On Easter Sunday 2023, the Van Winkle United Methodist Church had its final service, so Gore’s masterpiece wound up where it had originated – back at Mississippi College, which was just as the late artistic genius had intended, according to his daughter.
“Dad hoped that if the time came for Van Winkle Methodist Church to move or close, that it could find a permanent home somewhere on the campus of Mississippi College,” Gearhart said. “He was very sensitive to the church’s local ministry and its intent to have the painting be a part of their worship experience as long as possible. He discussed his wishes with the church years ago.”
Randy Jolly, instructor in the Department of Art at MC and Gore Galleries director, said it was important for the Christian University to honor the legendary Art Department chair’s wishes.
“Dr. Gore had always wanted it on campus,” Jolly said. “We had worked with the church and the donors of the painting for several years and finalized the gift last spring. We are grateful to all who worked on this project.”
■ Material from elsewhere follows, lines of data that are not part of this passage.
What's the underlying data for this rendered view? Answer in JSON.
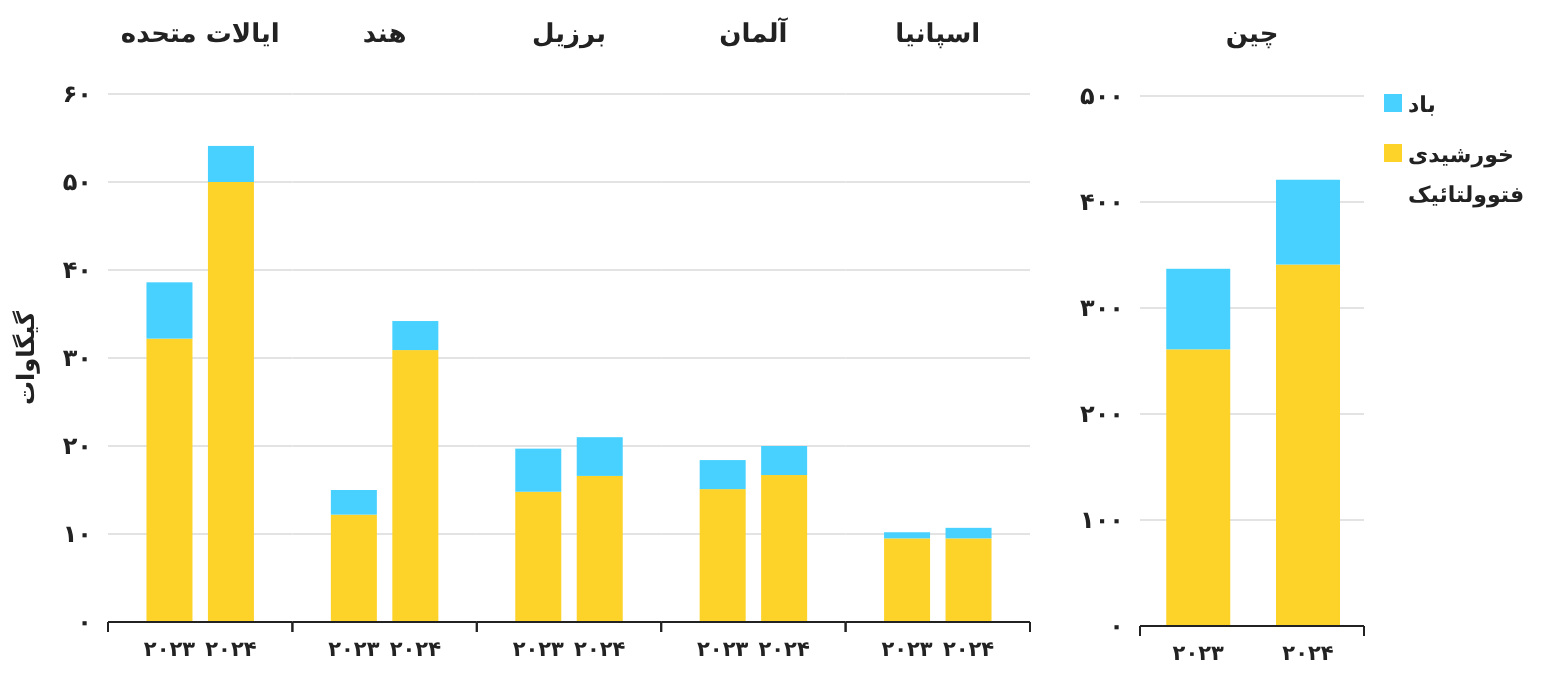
{
  "chart_data": [
    {
      "type": "bar",
      "title": "ایالات متحده",
      "ylabel": "گیگاوات",
      "categories": [
        "۲۰۲۳",
        "۲۰۲۴"
      ],
      "stacked": true,
      "grid": "y",
      "ylim": [
        0,
        60
      ],
      "yticks": [
        {
          "value": 0,
          "label": "۰"
        },
        {
          "value": 10,
          "label": "۱۰"
        },
        {
          "value": 20,
          "label": "۲۰"
        },
        {
          "value": 30,
          "label": "۳۰"
        },
        {
          "value": 40,
          "label": "۴۰"
        },
        {
          "value": 50,
          "label": "۵۰"
        },
        {
          "value": 60,
          "label": "۶۰"
        }
      ],
      "series": [
        {
          "color": "#fdd329",
          "values": [
            32.2,
            50.0
          ]
        },
        {
          "color": "#48d1ff",
          "values": [
            6.4,
            4.1
          ]
        }
      ]
    },
    {
      "type": "bar",
      "title": "هند",
      "categories": [
        "۲۰۲۳",
        "۲۰۲۴"
      ],
      "stacked": true,
      "grid": "y",
      "tick_labels": "x",
      "ylim": [
        0,
        60
      ],
      "yticks": [
        0,
        10,
        20,
        30,
        40,
        50,
        60
      ],
      "series": [
        {
          "color": "#fdd329",
          "values": [
            12.2,
            30.9
          ]
        },
        {
          "color": "#48d1ff",
          "values": [
            2.8,
            3.3
          ]
        }
      ]
    },
    {
      "type": "bar",
      "title": "برزیل",
      "categories": [
        "۲۰۲۳",
        "۲۰۲۴"
      ],
      "stacked": true,
      "grid": "y",
      "tick_labels": "x",
      "ylim": [
        0,
        60
      ],
      "yticks": [
        0,
        10,
        20,
        30,
        40,
        50,
        60
      ],
      "series": [
        {
          "color": "#fdd329",
          "values": [
            14.8,
            16.6
          ]
        },
        {
          "color": "#48d1ff",
          "values": [
            4.9,
            4.4
          ]
        }
      ]
    },
    {
      "type": "bar",
      "title": "آلمان",
      "categories": [
        "۲۰۲۳",
        "۲۰۲۴"
      ],
      "stacked": true,
      "grid": "y",
      "tick_labels": "x",
      "ylim": [
        0,
        60
      ],
      "yticks": [
        0,
        10,
        20,
        30,
        40,
        50,
        60
      ],
      "series": [
        {
          "color": "#fdd329",
          "values": [
            15.1,
            16.7
          ]
        },
        {
          "color": "#48d1ff",
          "values": [
            3.3,
            3.3
          ]
        }
      ]
    },
    {
      "type": "bar",
      "title": "اسپانیا",
      "categories": [
        "۲۰۲۳",
        "۲۰۲۴"
      ],
      "stacked": true,
      "grid": "y",
      "tick_labels": "x",
      "ylim": [
        0,
        60
      ],
      "yticks": [
        0,
        10,
        20,
        30,
        40,
        50,
        60
      ],
      "series": [
        {
          "color": "#fdd329",
          "values": [
            9.5,
            9.5
          ]
        },
        {
          "color": "#48d1ff",
          "values": [
            0.7,
            1.2
          ]
        }
      ]
    },
    {
      "type": "bar",
      "title": "چین",
      "categories": [
        "۲۰۲۳",
        "۲۰۲۴"
      ],
      "stacked": true,
      "grid": "y",
      "legend": "right",
      "ylim": [
        0,
        500
      ],
      "yticks": [
        {
          "value": 0,
          "label": "۰"
        },
        {
          "value": 100,
          "label": "۱۰۰"
        },
        {
          "value": 200,
          "label": "۲۰۰"
        },
        {
          "value": 300,
          "label": "۳۰۰"
        },
        {
          "value": 400,
          "label": "۴۰۰"
        },
        {
          "value": 500,
          "label": "۵۰۰"
        }
      ],
      "series": [
        {
          "name": "خورشیدی فتوولتائیک",
          "color": "#fdd329",
          "values": [
            261,
            341
          ]
        },
        {
          "name": "باد",
          "color": "#48d1ff",
          "values": [
            76,
            80
          ]
        }
      ]
    }
  ]
}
“Dad had been so worried about potential damage to the painting when or if it was ever moved,” Gearhart said. “The Art Department and Campus Operations did an amazing job and would have made Dad proud.”
The mural now welcomes visitors at the entrance to the Baptist HealthPlex at MC, a stunning reminder to all who enter the sliding glass doors of the premier health and fitness center that Jesus Christ is truly the greatest physician.
“When I see those on the ‘Christ the Great Physician’ painting, I think of Christ’s healing others physically and spiritually,” Gearhart said. “But I also believe Dad put forth a challenge in his works. This one challenges us to follow Christ as a healing force in the world.”
It’s a sentiment that makes the piece’s placement in the Baptist HealthPlex all the more effective, Jolly said.
“The committee chose this spot because we felt it was an appropriate building since it houses many of our medical-related classes and is the theme of this piece,” he said. “I love how the work greets our visitors to the HealthPlex and is a testament to MC’s strong Christian faith.
“Since this piece has been placed, we have had more visitors to the (Gore) Galleries. They have been very complimentary of the painting and always relate to the strength of the message. I have been stopped several times in Clinton and asked about the painting, always receiving compliments on how it impacts the visitors.”
Jolly said plans call for a bronze plaque relating the unique history of the work to be posted alongside the painting in the HealthPlex.
“I am thrilled with this work and that MC has this treasure in our collection,” he said.
Gearhart said she is pleased that her father’s work will continue to be shared with others after the Van Winkle church has closed.
“I understand that Van Winkle United Methodist Church has played a significant role in the lives of many, including the families of Governor and Mrs. Phil Bryant,” Gearhart wrote in a letter to congregational leaders she recently unearthed. “I’ve learned that the grandparents of the First Lady of Mississippi, Mrs. Deborah Bryant, donated the land on which the church was built. My father has a passion for the mission of his artwork, and he sincerely hopes that Van Winkle UMC will have the longevity to enjoy and be inspired by the painting for years to come.
“I think this is one of the works of which my father is proudest because of its history and connection with the (Van Winkle) congregation.”